4. Stylized Storytelling
So following the introduction of Fox’s mom, “Panther” continues the theme by reuniting Elisa with her mother Diane (Nichelle Nichols), who’s visiting a Nigerian village for… research I think? (Greg Weisman stated she’s a professor of African studies.) Anyway, Diana lays out the backstory for the episode by narrating the origin of the werepanthers and Anansi for the village’s children, which is depicted in a completely different style to the rest of the show. It’s not an extraordinary diversion, resembling a segment from ’90s educational anthologies like Adventures from the Book of Virtues (which launched later in 1996), but it stands out, and makes you wonder if exposition in previous episodes could’ve been presented in a similarly stylized manner.

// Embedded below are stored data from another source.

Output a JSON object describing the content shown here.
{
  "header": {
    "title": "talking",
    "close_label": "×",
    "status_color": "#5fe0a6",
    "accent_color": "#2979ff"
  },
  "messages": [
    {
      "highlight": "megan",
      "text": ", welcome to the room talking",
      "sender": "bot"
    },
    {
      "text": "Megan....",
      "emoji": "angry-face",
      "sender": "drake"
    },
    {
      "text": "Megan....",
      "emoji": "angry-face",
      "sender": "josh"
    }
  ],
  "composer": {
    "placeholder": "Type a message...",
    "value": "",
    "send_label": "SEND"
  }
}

5. Learning from the Mother-in-Law
“Panther” was the first time Goliath hanged out with one of Elisa’s parents – it’s weird she didn’t tell them about her supernatural friends after they learned the truth about Derek, but I suppose the writers didn’t want their first meeting to take place offscreen. It was a lot of fun to see the headstrong Maza women’s clash of personalities, and for Goliath observe parenting from someone who’s basically his in-law. It was plain delightful to hear Nichols reading the lines where she insists she doesn’t need Goliath to look after her too, or when she cries out, Indiana Jones-style, that she hates spiders.
So to recap, the show had Jonathan Frakes (Riker) as Xanatos, Marina Sirtis (Troi) as Demona, Nichols (Uhura) as Diane Maza, Michael Dorn (Worf) as Coldstone, Brent Spiner (Data) as Puck, and within the last three episodes we’ve covered it brought in O’Brien, Janeway, and La Forge – you’d think this show was being recorded between filming takes on the Next Generation movies…
– Dingo’s Aboriginal friend sounds more like a Jamaican.
– Dingo calls Goliath handsome, as if his camp appearance wasn’t enough of a clue.
– It’s nuts that Avalon has no idea if it’s sending the tourists over a waterfall or not: good thing that boat is indestructible.
– Elisa got a giggle from me for yelling at Anansi, “Dream on Spider-Man!”
– Goliath straight up kills Anansi (or at least his physical form) – I guess there’s different rules for gods, but it’s funny how straightforward it is given all the previous handwringing about killing on this show.